Even in Nazareth there were good people; but what is behind these good people that leads them to this indignant behaviour? And in Nazareth it was worse: because of the violence. Both the people of the synagogue of Nazareth and Naamàn thought that God manifested himself only in the extraordinary, in things out of the ordinary; that God could not act in the common things of life, in simplicity. They disdained the simple. They were indignant, they despised simple things. And our God makes us understand that He always acts in simplicity: in simplicity, in the house of Nazareth, in the simplicity of everyday work, in the simplicity of prayer... The simple things. Instead, the worldly spirit leads us towards vanity, towards appearances...

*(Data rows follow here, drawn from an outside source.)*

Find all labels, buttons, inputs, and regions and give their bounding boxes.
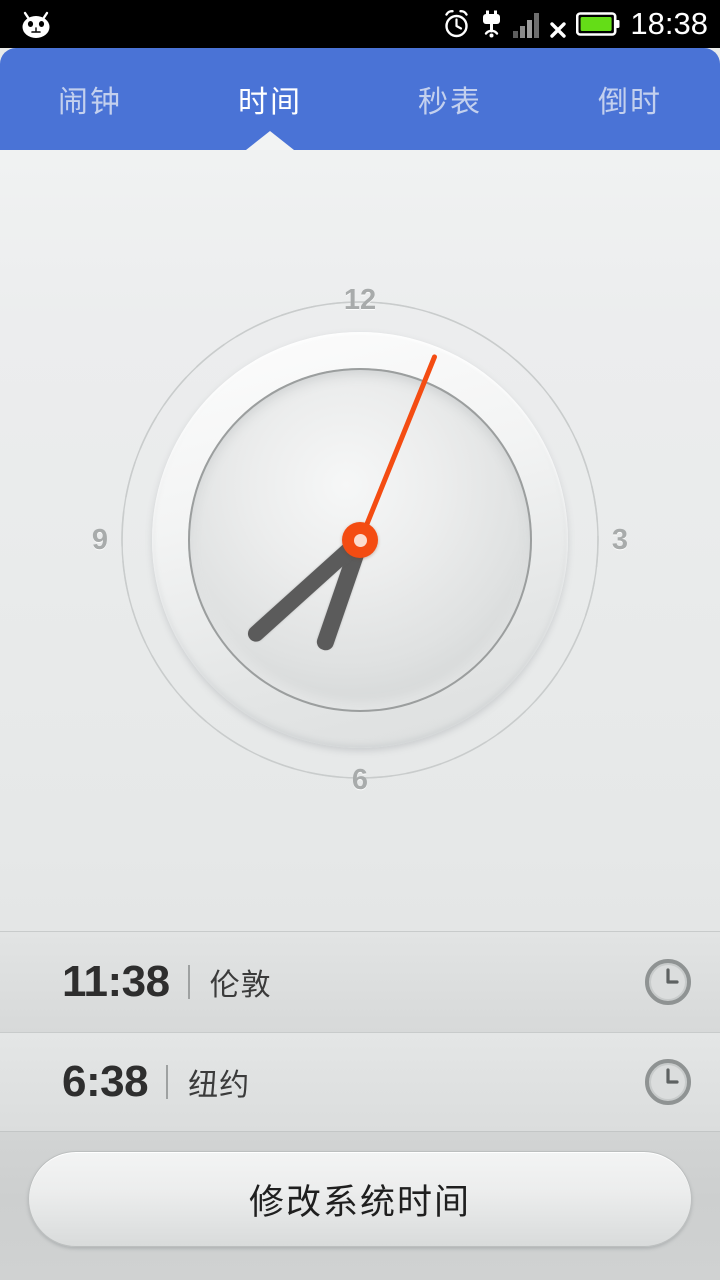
tab-countdown-label: 倒时 <box>598 86 662 119</box>
clock-icon[interactable] <box>644 958 692 1006</box>
signal-bars-icon <box>512 9 540 39</box>
active-tab-indicator-triangle <box>246 131 294 150</box>
clock-bezel <box>152 332 568 748</box>
world-clock-separator <box>187 965 190 999</box>
clock-icon-glyph <box>645 1059 691 1105</box>
clock-center-hub <box>342 522 378 558</box>
world-clock-row-london[interactable]: 11:38 伦敦 <box>0 931 720 1032</box>
status-bar: 18:38 <box>0 0 720 48</box>
phone-screen: 18:38 闹钟 时间 秒表 倒时 12 3 6 9 11:38 伦敦 6:38… <box>0 0 720 1280</box>
tab-countdown[interactable]: 倒时 <box>540 48 720 150</box>
clock-icon[interactable] <box>644 1058 692 1106</box>
no-sim-x-glyph <box>550 22 567 38</box>
world-clock-time: 11:38 <box>62 957 170 1006</box>
world-clock-list: 11:38 伦敦 6:38 纽约 <box>0 931 720 1131</box>
tab-stopwatch[interactable]: 秒表 <box>360 48 540 150</box>
tab-list: 闹钟 时间 秒表 倒时 <box>0 48 720 150</box>
clock-icon-glyph <box>645 959 691 1005</box>
status-bar-clock: 18:38 <box>630 6 708 41</box>
modify-system-time-label: 修改系统时间 <box>248 1182 471 1222</box>
alarm-clock-icon <box>442 9 471 39</box>
battery-full-glyph <box>576 12 620 36</box>
signal-bars-glyph <box>513 13 540 38</box>
modify-system-time-button[interactable]: 修改系统时间 <box>28 1151 692 1247</box>
clock-face[interactable] <box>188 353 532 712</box>
tab-stopwatch-label: 秒表 <box>418 86 482 119</box>
tab-bar: 闹钟 时间 秒表 倒时 <box>0 48 720 150</box>
clock-numeral-6: 6 <box>351 764 369 796</box>
battery-full-icon <box>576 11 620 37</box>
android-robot-icon <box>14 6 58 42</box>
clock-numeral-9: 9 <box>91 524 109 556</box>
footer-bar: 修改系统时间 <box>0 1131 720 1280</box>
no-sim-x-icon <box>548 9 568 39</box>
second-hand <box>357 353 438 541</box>
alarm-clock-glyph <box>445 10 469 38</box>
usb-debugging-icon <box>479 9 504 39</box>
tab-time-label: 时间 <box>238 86 302 119</box>
clock-center-hub-inner <box>353 533 367 547</box>
clock-numeral-3: 3 <box>611 524 629 556</box>
clock-numeral-12: 12 <box>343 284 377 316</box>
android-robot-glyph <box>22 11 50 38</box>
analog-clock: 12 3 6 9 <box>92 280 628 800</box>
status-bar-icons: 18:38 <box>442 0 712 48</box>
tab-alarm[interactable]: 闹钟 <box>0 48 180 150</box>
tab-alarm-label: 闹钟 <box>58 86 122 119</box>
world-clock-separator <box>166 1065 169 1099</box>
world-clock-time: 6:38 <box>62 1057 149 1106</box>
world-clock-city: 伦敦 <box>209 969 272 1002</box>
world-clock-city: 纽约 <box>188 1069 251 1102</box>
analog-clock-area: 12 3 6 9 <box>0 150 720 931</box>
usb-debugging-glyph <box>483 10 501 38</box>
world-clock-row-newyork[interactable]: 6:38 纽约 <box>0 1032 720 1131</box>
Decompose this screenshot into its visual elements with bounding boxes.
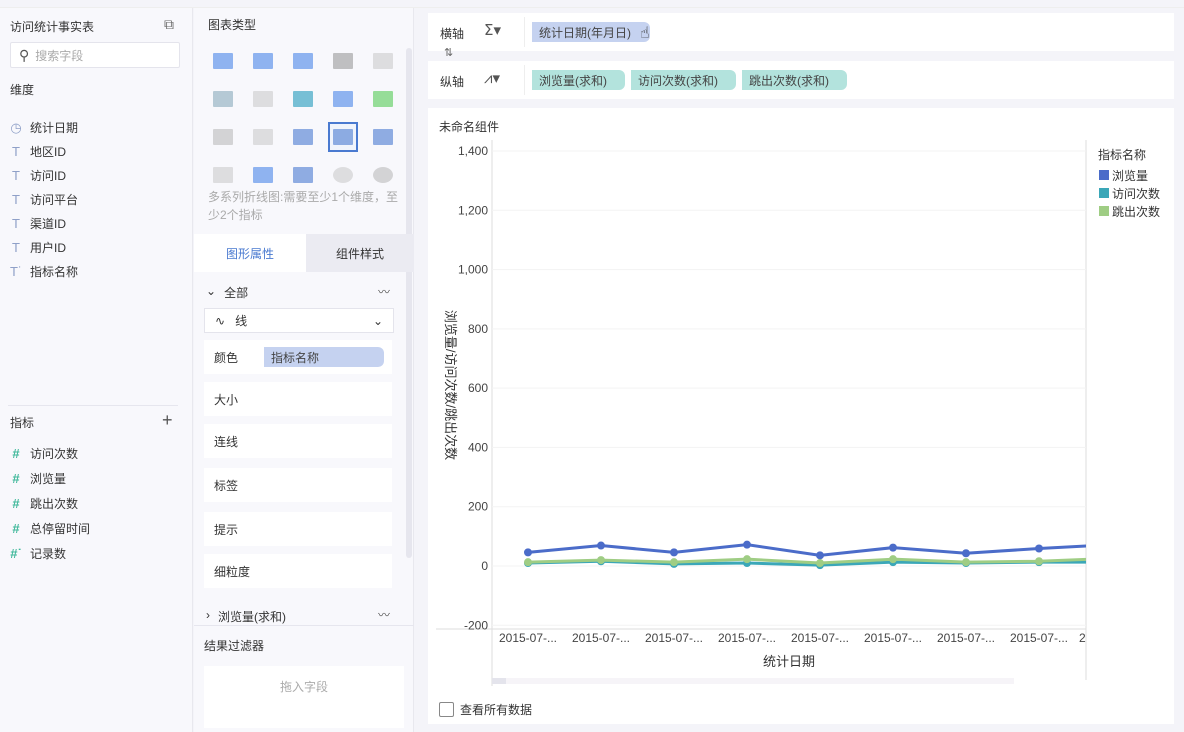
y-tick-label: 400 xyxy=(468,440,488,454)
legend-item[interactable]: 跳出次数 xyxy=(1112,204,1160,219)
data-point[interactable] xyxy=(524,548,532,557)
data-point[interactable] xyxy=(670,558,678,567)
y-tick-label: 1,000 xyxy=(458,263,488,277)
data-point[interactable] xyxy=(816,559,824,568)
data-point[interactable] xyxy=(1108,554,1116,562)
data-point[interactable] xyxy=(1108,558,1116,566)
data-point[interactable] xyxy=(889,543,897,552)
x-tick-label: 2015-07-... xyxy=(937,631,995,645)
x-tick-label: 2015-07-... xyxy=(1010,631,1068,645)
scrollbar-thumb[interactable] xyxy=(492,678,506,684)
y-tick-label: 800 xyxy=(468,322,488,336)
x-tick-label: 2 xyxy=(1079,631,1086,645)
x-tick-label: 2015-07-... xyxy=(864,631,922,645)
legend-swatch xyxy=(1099,188,1109,198)
line-chart: 1,400 1,200 1,000 800 600 400 200 0 -200 2015-07-… xyxy=(436,140,1160,686)
data-point[interactable] xyxy=(1108,541,1116,549)
y-axis-title: 浏览量/访问次数/跳出次数 xyxy=(443,310,458,460)
data-point[interactable] xyxy=(597,556,605,565)
data-point[interactable] xyxy=(743,540,751,549)
data-point[interactable] xyxy=(1035,557,1043,566)
data-point[interactable] xyxy=(1035,544,1043,553)
legend-item[interactable]: 访问次数 xyxy=(1112,186,1160,201)
y-tick-label: 200 xyxy=(468,500,488,514)
y-tick-label: 600 xyxy=(468,381,488,395)
y-tick-label: -200 xyxy=(464,618,488,632)
y-tick-label: 0 xyxy=(481,559,488,573)
data-point[interactable] xyxy=(597,541,605,550)
data-point[interactable] xyxy=(670,548,678,557)
y-tick-label: 1,400 xyxy=(458,144,488,158)
x-tick-label: 2015-07-... xyxy=(791,631,849,645)
x-tick-label: 2015-07-... xyxy=(645,631,703,645)
data-point[interactable] xyxy=(816,551,824,560)
data-point[interactable] xyxy=(962,558,970,567)
legend-title: 指标名称 xyxy=(1098,147,1146,162)
x-tick-label: 2015-07-... xyxy=(718,631,776,645)
legend-swatch xyxy=(1099,170,1109,180)
x-tick-label: 2015-07-... xyxy=(572,631,630,645)
x-axis-title: 统计日期 xyxy=(763,654,815,669)
data-point[interactable] xyxy=(524,558,532,567)
data-point[interactable] xyxy=(962,549,970,558)
x-tick-label: 2015-07-... xyxy=(499,631,557,645)
horizontal-scrollbar[interactable] xyxy=(492,678,1014,684)
y-tick-label: 1,200 xyxy=(458,203,488,217)
data-point[interactable] xyxy=(743,555,751,564)
legend-swatch xyxy=(1099,206,1109,216)
legend-item[interactable]: 浏览量 xyxy=(1112,168,1148,183)
data-point[interactable] xyxy=(889,555,897,564)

And both end in violence: Naamàn was very educated, but he slams the door in the prophet's face and leaves. Violence, an act of violence. The people of the synagogue begin to get angry, to get heated, and they make the decision to kill Jesus, but unconsciously, and they kick Him out to throw him down. Indignation is an ugly temptation that leads to violence.

They showed me, a few days ago, on a mobile phone, a video of the door of a building that was quarantined. There was one person, a young gentleman, who wanted to go out. And the policeman told him he couldn't. And he punched him, with disdain, with contempt. "But who are you, 'negro', to prevent me from leaving?" It is the indignation of the proud, of the proud ... but with a poverty of spirit that is really awful, of the proud who live only with the illusion of being more than they are. It is a spiritual "illness", people who are indignant: indeed, many times these people need to be indignant, to be indignant to feel like they are someone.

This too can happen to us: "the Pharisaical scandal", the theologians call it, or the scandal of the Pharasees , that is, to scandalize those things such as the simplicity of God, the simplicity of the poor, the simplicity of Christians, as if to say: "But this is not God. No, no. Our God is more cultured, he is wiser, he is more important. God cannot act in this simplicity." And always indignation leads you to violence; both physical violence and verbal violence, which always kills like physical violence.

Let us think of these two passages: the indignation of the people in the synagogue of Nazareth and the indignation of Naamàn, because they did not understand the simplicity of our God.